To reduce data movement, new technologies and computer architectures have been explored. The use of memristors, which are devices with both memory and computation capabilities, has been considered for different processing-in-memory (PIM) solutions. Two main PIM approaches have been discussed in the literature. The first approach uses memristive stateful logic for digital PIM systems, and the second one uses memristors for analog computation, e.g., vector-matrix multiplication.
Since the memristors are emerging devices that enable new computing paradigms, memristive architectures are still in their early stage of development, and there are difficulties that accompany the integration of these devices in different computer architectures. The integration is even more challenging in programmable architectures, which only recently started to incorporate memristors in them, since until recently, the research has mainly focused in the circuit design aspect.
In this dissertation, two programmable PIM architectures and the challenges associated with integrating memristors in them are discussed. The first architecture, AbstractPIM, is a general-purpose architecture that uses memristors to perform in-memory computation. Previous efforts to design such architecture have focused on a specific stateful logic family, and on optimizing the execution for a certain target machine. These solutions require new compilation when changing the target machine, and provide no backward compatibility with other target machines.

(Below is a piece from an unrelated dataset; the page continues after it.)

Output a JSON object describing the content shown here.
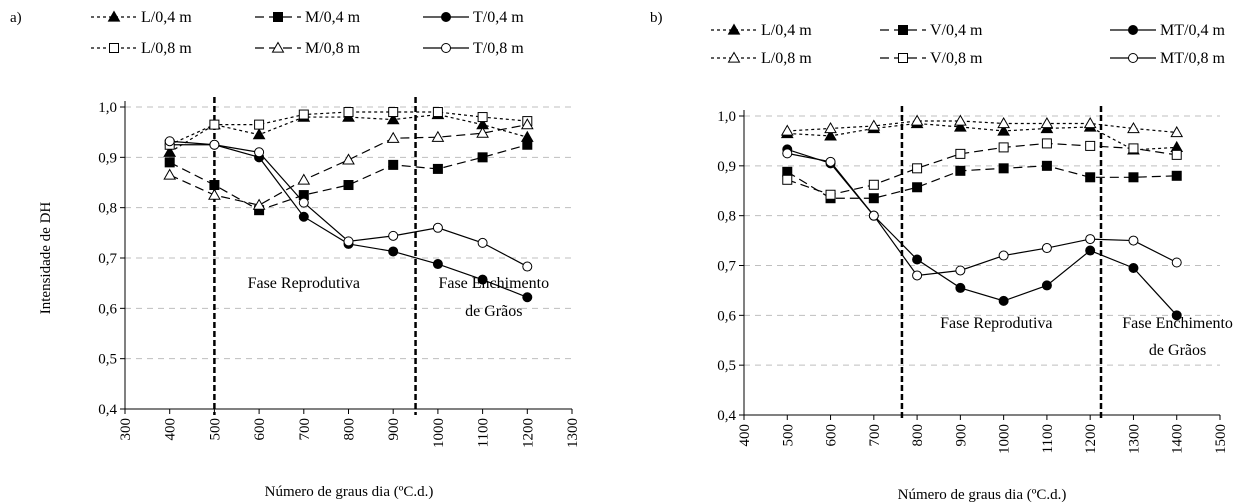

In AbstractPIM, a new compilation concept and flow which enables executing any function within the memory are presented, using different stateful logic families and different instruction set architectures (ISAs). By separating the code generation into two independent components, intermediate representation of the code using target independent ISA and then microcode generation for a specific target machine, a flexible flow with backward compatibility, which lays foundations for a PIM compiler, is provided.
Using AbstractPIM, various logic technologies and ISAs and how they impact each other are explored. In addition, the challenges associated with it, such as the increase in execution time, are discussed.
The second programmable architecture discussed in this dissertation, multiPULPly, is an application-specific, ultra-low-power neural network accelerator.
Computationally-intensive neural network applications often need to run on resource-limited low-power devices. Numerous hardware memristive accelerators have been developed to speed up the performance of neural network applications and reduce power consumption; however, most focus on data centers and full-fledged systems. Acceleration in ultra-low-power systems has been only partially addressed.
This dissertation presents multiPULPly, an accelerator which integrates memristive technologies within standard low-power CMOS technology to accelerate multiplication in neural network inference on ultra-low-power systems, is presented.
This accelerator was designated for PULP, an open-source microcontroller system that uses low-power RISC-V processors. Memristors were integrated into the accelerator to enable power consumption only when the memory is active, to continue the task with no context-restoring overhead, and to enable highly-parallel analog multiplication. To reduce the energy consumption, dataflows that handle common multiplication scenarios and are tailored for the suggested architecture are used.